The Secretary was recently in Saudi Arabia, where we had conversations with our Saudi Arabian partners about the missiles that had been launched on Riyadh. I’d go back to you and say this: Imagine that happening at any other country around the world, where the Iranian regime is launching missiles at an airport, a commercial airport. You could hit civilians, you could hit Americans, could cause a great deal of damage. The world should not tolerate that from Iran. The would certainly wouldn’t tolerate it from other countries.
QUESTION: A couple things.
MS NAUERT: And we’re going to have to wrap. We’re going to have to wrap in just a minute.
QUESTION: It’s not actually Iran that’s – are you saying that Iran is firing these missiles?
MS NAUERT: Iran is backing the Houthi rebels, and we’ve been very clear about that. This is not the first time we’ve had that conversation.
QUESTION: (Inaudible.) Also, when you say for far too long the Iranian people have lived under this – these abuses that you talked about --
MS NAUERT: Yeah.
QUESTION: -- you’re referring back to ’79, to the Iranian Revolution?
MS NAUERT: This has happened for a very long time. This is nothing new, Matt. I don’t think you should be surprised by this.
QUESTION: No, I just want to know: Are you drawing a distinction between the human rights paradise that Iran was under the shah?

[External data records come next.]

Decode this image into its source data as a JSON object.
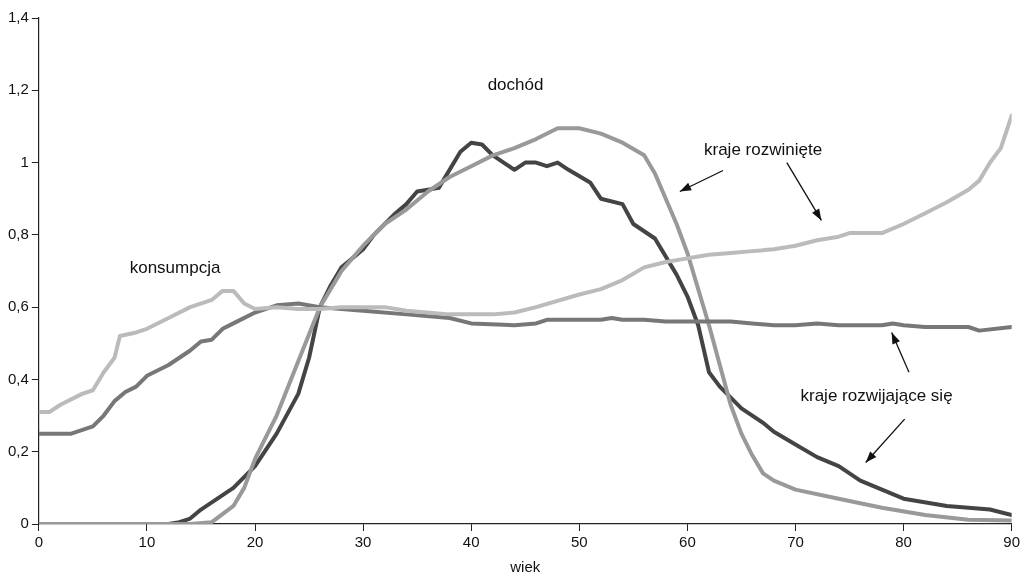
{
  "chart_data": {
    "type": "line",
    "xlabel": "wiek",
    "xlim": [
      0,
      90
    ],
    "xticks": [
      0,
      10,
      20,
      30,
      40,
      50,
      60,
      70,
      80,
      90
    ],
    "ylim": [
      0,
      1.4
    ],
    "yticks": [
      0,
      {
        "value": 0.2,
        "label": "0,2"
      },
      {
        "value": 0.4,
        "label": "0,4"
      },
      {
        "value": 0.6,
        "label": "0,6"
      },
      {
        "value": 0.8,
        "label": "0,8"
      },
      1,
      {
        "value": 1.2,
        "label": "1,2"
      },
      {
        "value": 1.4,
        "label": "1,4"
      }
    ],
    "grid": false,
    "legend": false,
    "marker": "none",
    "line_style": "solid",
    "series": [
      {
        "color": "#bbbbbb",
        "x": [
          0,
          1,
          2,
          4,
          5,
          6,
          7,
          7.5,
          9,
          10,
          12,
          14,
          16,
          17,
          18,
          19,
          20,
          22,
          24,
          26,
          28,
          30,
          32,
          34,
          38,
          42,
          44,
          46,
          50,
          52,
          54,
          56,
          58,
          60,
          62,
          64,
          66,
          68,
          70,
          72,
          74,
          75,
          78,
          80,
          82,
          84,
          86,
          87,
          88,
          89,
          90
        ],
        "values": [
          0.31,
          0.31,
          0.33,
          0.36,
          0.37,
          0.42,
          0.46,
          0.52,
          0.53,
          0.54,
          0.57,
          0.6,
          0.62,
          0.645,
          0.645,
          0.61,
          0.595,
          0.6,
          0.595,
          0.595,
          0.6,
          0.6,
          0.6,
          0.59,
          0.58,
          0.58,
          0.585,
          0.6,
          0.635,
          0.65,
          0.675,
          0.71,
          0.725,
          0.735,
          0.745,
          0.75,
          0.755,
          0.76,
          0.77,
          0.785,
          0.795,
          0.805,
          0.805,
          0.83,
          0.86,
          0.89,
          0.925,
          0.95,
          1.0,
          1.04,
          1.13
        ]
      },
      {
        "color": "#777777",
        "x": [
          0,
          3,
          5,
          6,
          7,
          8,
          9,
          10,
          12,
          14,
          15,
          16,
          17,
          18,
          20,
          22,
          24,
          26,
          28,
          30,
          34,
          38,
          40,
          44,
          46,
          47,
          52,
          53,
          54,
          56,
          58,
          60,
          64,
          66,
          68,
          70,
          72,
          74,
          78,
          79,
          80,
          82,
          86,
          87,
          90
        ],
        "values": [
          0.25,
          0.25,
          0.27,
          0.3,
          0.34,
          0.365,
          0.38,
          0.41,
          0.44,
          0.48,
          0.505,
          0.51,
          0.54,
          0.555,
          0.585,
          0.605,
          0.61,
          0.6,
          0.595,
          0.59,
          0.58,
          0.57,
          0.555,
          0.55,
          0.555,
          0.565,
          0.565,
          0.57,
          0.565,
          0.565,
          0.56,
          0.56,
          0.56,
          0.555,
          0.55,
          0.55,
          0.555,
          0.55,
          0.55,
          0.555,
          0.55,
          0.545,
          0.545,
          0.535,
          0.545
        ]
      },
      {
        "color": "#999999",
        "x": [
          0,
          14,
          16,
          18,
          19,
          20,
          22,
          24,
          26,
          28,
          30,
          32,
          34,
          36,
          38,
          40,
          42,
          44,
          46,
          48,
          50,
          52,
          54,
          56,
          57,
          58,
          59,
          60,
          62,
          64,
          65,
          66,
          67,
          68,
          70,
          74,
          78,
          82,
          86,
          90
        ],
        "values": [
          0,
          0,
          0.005,
          0.05,
          0.1,
          0.18,
          0.3,
          0.45,
          0.6,
          0.7,
          0.77,
          0.83,
          0.87,
          0.92,
          0.96,
          0.99,
          1.02,
          1.04,
          1.065,
          1.095,
          1.095,
          1.08,
          1.055,
          1.02,
          0.97,
          0.9,
          0.83,
          0.75,
          0.55,
          0.33,
          0.25,
          0.19,
          0.14,
          0.12,
          0.095,
          0.07,
          0.045,
          0.025,
          0.012,
          0.01
        ]
      },
      {
        "color": "#444444",
        "x": [
          0,
          12,
          13,
          14,
          15,
          17,
          18,
          20,
          22,
          24,
          25,
          26,
          27,
          28,
          30,
          31,
          33,
          34,
          35,
          37,
          39,
          40,
          41,
          42,
          44,
          45,
          46,
          47,
          48,
          49,
          51,
          52,
          54,
          55,
          57,
          59,
          60,
          61,
          62,
          63,
          65,
          67,
          68,
          70,
          72,
          74,
          76,
          78,
          80,
          84,
          86,
          88,
          90
        ],
        "values": [
          0,
          0,
          0.005,
          0.015,
          0.04,
          0.08,
          0.1,
          0.16,
          0.25,
          0.36,
          0.46,
          0.6,
          0.66,
          0.71,
          0.76,
          0.8,
          0.86,
          0.885,
          0.92,
          0.93,
          1.03,
          1.055,
          1.05,
          1.02,
          0.98,
          1.0,
          1.0,
          0.99,
          1.0,
          0.98,
          0.945,
          0.9,
          0.885,
          0.83,
          0.79,
          0.69,
          0.63,
          0.55,
          0.42,
          0.38,
          0.32,
          0.28,
          0.255,
          0.22,
          0.185,
          0.16,
          0.12,
          0.095,
          0.07,
          0.05,
          0.045,
          0.04,
          0.025
        ]
      }
    ],
    "annotations": [
      "konsumpcja",
      "dochód",
      "kraje rozwinięte",
      "kraje rozwijające się"
    ]
  }
}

MS NAUERT: Matt, I am simply saying that people there have experienced repression. They know that repression very well. Okay.
MS NAUERT: Yes.
QUESTION: I just want to – you can go back to Iran. I just need to get a – I just need to get your reaction to the arrests of these women’s rights activists. There seem to be more today.
MS NAUERT: Are there reports of – of that?
QUESTION: It might have been yesterday. I think it’s up to 10 now, if I’m not mistaken.
MS NAUERT: I don’t have the number. I can just tell you Saudi Arabia, as I just mentioned, was a country we recently visited. We remain supportive of their overall reform agenda. I think that’s an important step in the right direction. A lot of people here and around the world were pleased and very happy to have heard their decision about women being able to drive on their own, attending movie theaters, and things of this sort. I can tell you that we are watching this carefully. We are concerned about the announced detention of activists in Saudi Arabia. We support space for civil society and also free speech, but overall, we’re concerned about it and we are keeping a close eye on it.
Okay, last question.
QUESTION: On Iran, the Secretary of State yesterday and today talked about assassinations in the heart of Europe being carried out today by the Quds Force. Are there any details about that? We looked and couldn’t find anything.
MS NAUERT: Yeah, I’m surprised you didn’t ask the Secretary about that himself.
QUESTION: I was rather late. I apologize.
MS NAUERT: He has information and access to information that I do not. I’m not able to comment on that in particular, but I can tell you that the Secretary has assured me that there is a basis for that point in his speech and he stands firmly behind that. Okay.
QUESTION: So it’s sort of classified intelligence information he’s saying there.
MS NAUERT: I won’t comment beyond that, but I can tell you that the Secretary has assured us of that.
Okay, guys, we have to wrap it there. Thank you so much.